People experiencing chronic sleep deprivation can have many different symptoms. Common issues linked to a lack of sleep including mood and emotional disorders, high blood pressure, diabetes, decreased mental abilities (problem solving, memory, concentration) as well as an increased risk of obesity and sleep disorder problems. Finally, individuals with sleep deprivation experience higher safety-related injuries, both at work as well as in the home.
Getting into a Sleep Routine
Developing a routine to go to sleep is an effective way to signal your brain and your body it is time to doze off. This routine or ritual helps to pre-set relaxation and have your body primed to let go and close your eyes.
To help get started, here are some basics:
- Have a set sleep and wake time
- Make your bedroom comfortable and welcoming
- Reduce light and noise in the bedroom
- Keep the bedroom temperature cool
- Take a break from watching a screen (computer or tv) at least 30 minutes before bed.
- Consider calming music, listen to a guided meditation or a relaxation exercise
- Try having a hot bath, reading a good book, or enjoying some calming music before bed.

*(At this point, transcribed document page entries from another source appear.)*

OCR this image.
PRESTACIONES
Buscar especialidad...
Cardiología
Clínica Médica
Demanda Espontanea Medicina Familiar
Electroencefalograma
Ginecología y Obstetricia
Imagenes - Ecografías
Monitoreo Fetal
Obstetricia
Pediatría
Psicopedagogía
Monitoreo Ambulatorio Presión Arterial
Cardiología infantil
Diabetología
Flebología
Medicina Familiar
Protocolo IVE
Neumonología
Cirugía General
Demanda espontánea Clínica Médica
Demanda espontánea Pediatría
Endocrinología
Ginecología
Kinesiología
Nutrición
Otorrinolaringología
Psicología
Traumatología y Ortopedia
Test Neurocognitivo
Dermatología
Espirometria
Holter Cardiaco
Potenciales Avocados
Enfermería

There are also some things to avoid:
- Avoid caffeine or alcohol before going to bed
- Avoid watching TV in the bedroom
- Do not read in bed and reserve the bed for sleeping
- Avoid intensive or prolonged exercise for several hours before bed
- Limit mentally stimulating activities before bed
- Consider meditation or mindfulness exercises to relieve stress and anxiety before getting into bed
Staying up late and getting work completed may be a necessity of life, but it should be a rare occurrence. The more routine and regular your sleep, the more productive you will be when you are awake. Higher productivity in the day results in less need to work into the night, creating a positive, healthy change in your life.